贺玠动动胳膊,沉下声音:“你想从我身上得到什么暂且不论。但我的友人们是无辜的,放他们离开。我可以任你处置。”

“不行!”尾巴激动大喊,“你在说什么鬼话呢!”

裴尊礼紧紧捏着胸口的衣襟,吐出一口淤血,也是焦急地想要开口说话。

“那可不行。”康庭岳笑道,“哪有主人赶走贵客的道理。既然大家都来了,那我当然是要以最高的礼仪接待才是。”

“哦?”贺玠出剑挽花,“是要让这里所有妖一起上吗?”

康庭岳摇一摇头,轻轻拍手:“以多敌少这种肮脏的手段可不是我的作风。我向来主张旗鼓相当的对决。”

贺玠咬紧牙关,只听他轻笑一声。

“小玥。”康庭岳道。

那边正杀得起劲的杜玥立刻停了下来,和唐枫各自撤向一边。她转头看向康庭岳,顺着他抬起的手指又看向贺玠。

贺玠心里咯噔一跳,果然听见康庭岳轻快道:“想不想给你久别重逢的家人来一场洗尘宴?”
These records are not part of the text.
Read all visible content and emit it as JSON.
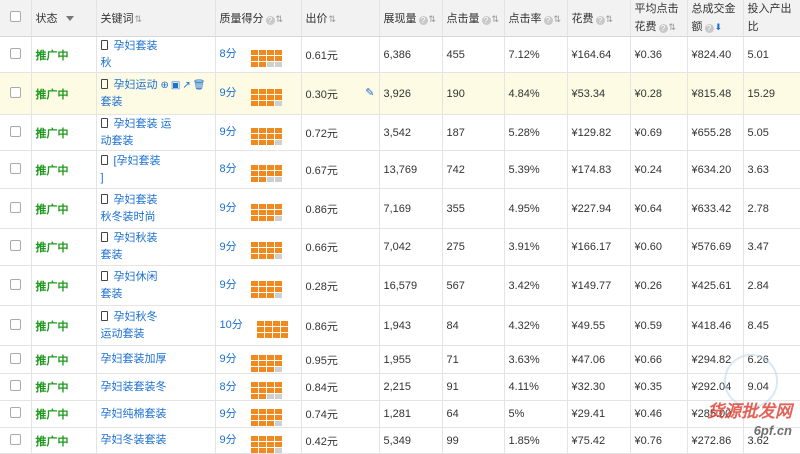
{
  "header": {
    "status_label": "状态",
    "keyword_label": "关键词",
    "quality_label": "质量得分",
    "price_label": "出价",
    "impressions_label": "展现量",
    "clicks_label": "点击量",
    "ctr_label": "点击率",
    "cost_label": "花费",
    "avg_cpc_label": "平均点击花费",
    "gmv_label": "总成交金额",
    "roi_label": "投入产出比"
  },
  "sort_glyph": "⇅",
  "sort_active_glyph": "⬇",
  "help_glyph": "?",
  "pencil_glyph": "✎",
  "tools_glyph": "⊕▣↗🗑",
  "colors": {
    "bar_filled": "#f08a1e",
    "bar_empty": "#cfcfcf",
    "status": "#1e9a1e",
    "link": "#1b6fd1"
  },
  "rows": [
    {
      "status": "推广中",
      "kw_line1": "孕妇套装",
      "kw_line2": "秋",
      "has_phone": true,
      "score": "8分",
      "score_level": 8,
      "price": "0.61元",
      "impressions": "6,386",
      "clicks": "455",
      "ctr": "7.12%",
      "cost": "¥164.64",
      "avg_cpc": "¥0.36",
      "gmv": "¥824.40",
      "roi": "5.01"
    },
    {
      "status": "推广中",
      "kw_line1": "孕妇运动",
      "kw_line2": "套装",
      "has_phone": true,
      "highlight": true,
      "score": "9分",
      "score_level": 9,
      "price": "0.30元",
      "impressions": "3,926",
      "clicks": "190",
      "ctr": "4.84%",
      "cost": "¥53.34",
      "avg_cpc": "¥0.28",
      "gmv": "¥815.48",
      "roi": "15.29"
    },
    {
      "status": "推广中",
      "kw_line1": "孕妇套装 运",
      "kw_line2": "动套装",
      "has_phone": true,
      "score": "9分",
      "score_level": 9,
      "price": "0.72元",
      "impressions": "3,542",
      "clicks": "187",
      "ctr": "5.28%",
      "cost": "¥129.82",
      "avg_cpc": "¥0.69",
      "gmv": "¥655.28",
      "roi": "5.05"
    },
    {
      "status": "推广中",
      "kw_line1": "[孕妇套装",
      "kw_line2": "]",
      "has_phone": true,
      "score": "8分",
      "score_level": 8,
      "price": "0.67元",
      "impressions": "13,769",
      "clicks": "742",
      "ctr": "5.39%",
      "cost": "¥174.83",
      "avg_cpc": "¥0.24",
      "gmv": "¥634.20",
      "roi": "3.63"
    },
    {
      "status": "推广中",
      "kw_line1": "孕妇套装",
      "kw_line2": "秋冬装时尚",
      "has_phone": true,
      "score": "9分",
      "score_level": 9,
      "price": "0.86元",
      "impressions": "7,169",
      "clicks": "355",
      "ctr": "4.95%",
      "cost": "¥227.94",
      "avg_cpc": "¥0.64",
      "gmv": "¥633.42",
      "roi": "2.78"
    },
    {
      "status": "推广中",
      "kw_line1": "孕妇秋装",
      "kw_line2": "套装",
      "has_phone": true,
      "score": "9分",
      "score_level": 9,
      "price": "0.66元",
      "impressions": "7,042",
      "clicks": "275",
      "ctr": "3.91%",
      "cost": "¥166.17",
      "avg_cpc": "¥0.60",
      "gmv": "¥576.69",
      "roi": "3.47"
    },
    {
      "status": "推广中",
      "kw_line1": "孕妇休闲",
      "kw_line2": "套装",
      "has_phone": true,
      "score": "9分",
      "score_level": 9,
      "price": "0.28元",
      "impressions": "16,579",
      "clicks": "567",
      "ctr": "3.42%",
      "cost": "¥149.77",
      "avg_cpc": "¥0.26",
      "gmv": "¥425.61",
      "roi": "2.84"
    },
    {
      "status": "推广中",
      "kw_line1": "孕妇秋冬",
      "kw_line2": "运动套装",
      "has_phone": true,
      "score": "10分",
      "score_level": 10,
      "price": "0.86元",
      "impressions": "1,943",
      "clicks": "84",
      "ctr": "4.32%",
      "cost": "¥49.55",
      "avg_cpc": "¥0.59",
      "gmv": "¥418.46",
      "roi": "8.45"
    },
    {
      "status": "推广中",
      "kw_line1": "孕妇套装加厚",
      "kw_line2": "",
      "has_phone": false,
      "score": "9分",
      "score_level": 9,
      "price": "0.95元",
      "impressions": "1,955",
      "clicks": "71",
      "ctr": "3.63%",
      "cost": "¥47.06",
      "avg_cpc": "¥0.66",
      "gmv": "¥294.82",
      "roi": "6.26"
    },
    {
      "status": "推广中",
      "kw_line1": "孕妇装套装冬",
      "kw_line2": "",
      "has_phone": false,
      "score": "8分",
      "score_level": 8,
      "price": "0.84元",
      "impressions": "2,215",
      "clicks": "91",
      "ctr": "4.11%",
      "cost": "¥32.30",
      "avg_cpc": "¥0.35",
      "gmv": "¥292.04",
      "roi": "9.04"
    },
    {
      "status": "推广中",
      "kw_line1": "孕妇纯棉套装",
      "kw_line2": "",
      "has_phone": false,
      "score": "9分",
      "score_level": 9,
      "price": "0.74元",
      "impressions": "1,281",
      "clicks": "64",
      "ctr": "5%",
      "cost": "¥29.41",
      "avg_cpc": "¥0.46",
      "gmv": "¥285.00",
      "roi": ""
    },
    {
      "status": "推广中",
      "kw_line1": "孕妇冬装套装",
      "kw_line2": "",
      "has_phone": false,
      "score": "9分",
      "score_level": 9,
      "price": "0.42元",
      "impressions": "5,349",
      "clicks": "99",
      "ctr": "1.85%",
      "cost": "¥75.42",
      "avg_cpc": "¥0.76",
      "gmv": "¥272.86",
      "roi": "3.62"
    }
  ],
  "watermark": {
    "line1": "货源批发网",
    "line2": "6pf.cn"
  }
}
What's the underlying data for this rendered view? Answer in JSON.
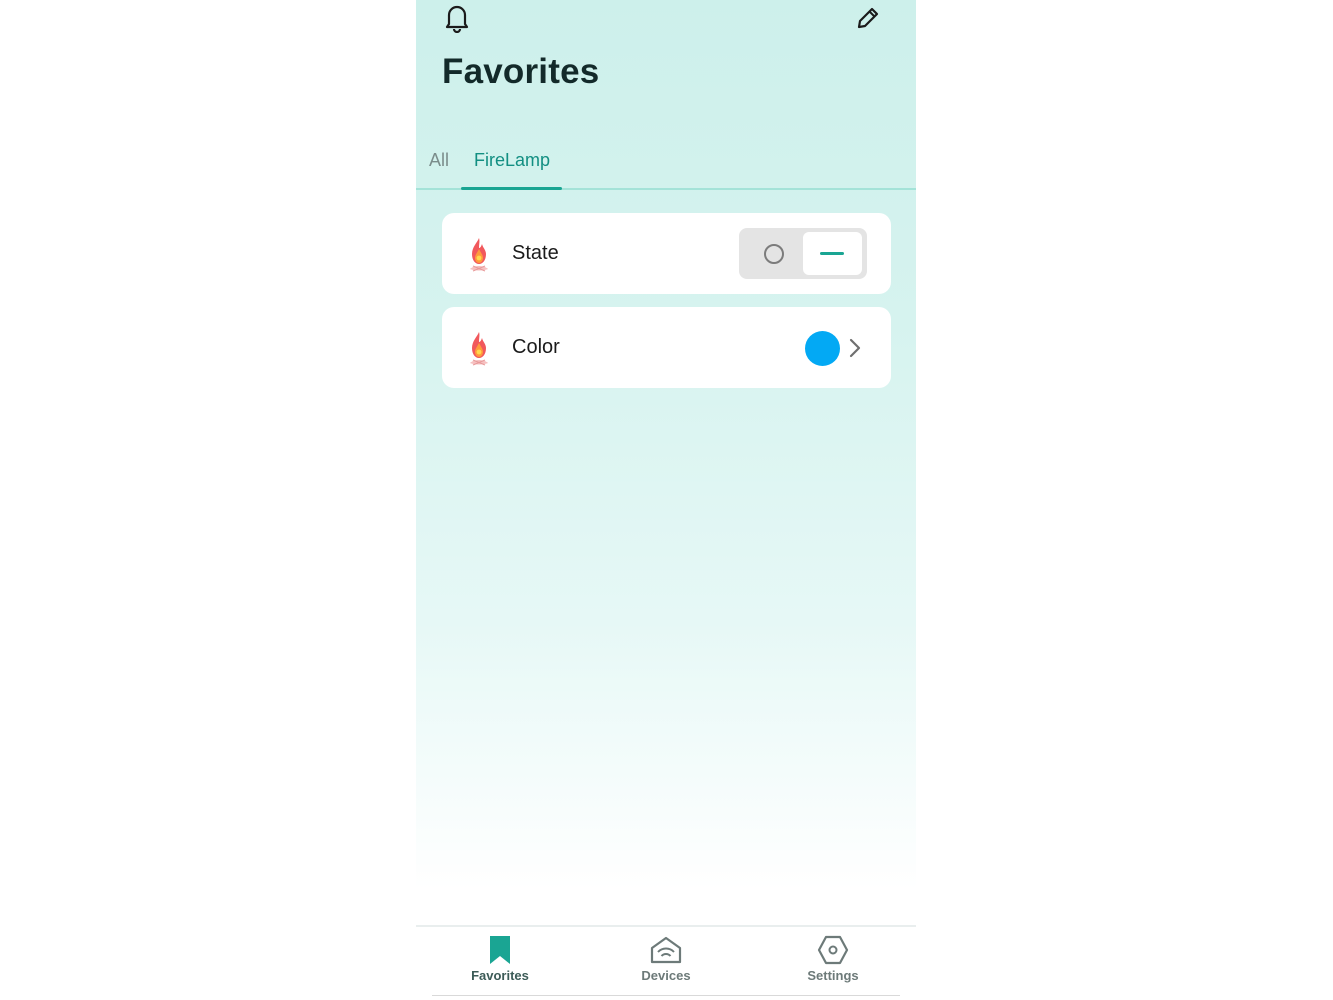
{
  "header": {
    "title": "Favorites",
    "icons": [
      "bell-icon",
      "pencil-icon"
    ]
  },
  "tabs": [
    {
      "label": "All",
      "active": false
    },
    {
      "label": "FireLamp",
      "active": true
    }
  ],
  "favorites": [
    {
      "label": "State",
      "icon": "flame-icon",
      "control": "toggle",
      "value": "on"
    },
    {
      "label": "Color",
      "icon": "flame-icon",
      "control": "color",
      "value": "#03a9f4"
    }
  ],
  "bottom_nav": [
    {
      "label": "Favorites",
      "icon": "bookmark-icon",
      "active": true
    },
    {
      "label": "Devices",
      "icon": "home-wifi-icon",
      "active": false
    },
    {
      "label": "Settings",
      "icon": "hexagon-settings-icon",
      "active": false
    }
  ],
  "colors": {
    "accent": "#1aa593",
    "selected_color": "#03a9f4"
  }
}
唐枫眼神一凛,旋身踢开了攻上前的唐枫,毫不犹豫地朝着贺玠奔来。而她身边的其他妖兽又补上了空缺,将唐枫围在中间。

贺玠也不发怵,举剑正面扛下了杜玥的全力一击。两把利剑相撞再错开,擦出了生猛的火花。一把砍断了杜玥的耳发,一把划伤了贺玠的脸颊。

“不赖嘛。”杜玥神色阴狠地摸过鬓边,“本来以为你换了个壳子,就变得和废物凡人没什么两样了。”

“承让。”贺玠微笑,“阿姊你才是。怎么明明还是妖兽的躯体,连我这个小小人类都解决不了。”

他可太清楚杜玥的弱点了。她最是经不起激将法。一旦生气脑子发热,做什么事情都会变得晕头转向。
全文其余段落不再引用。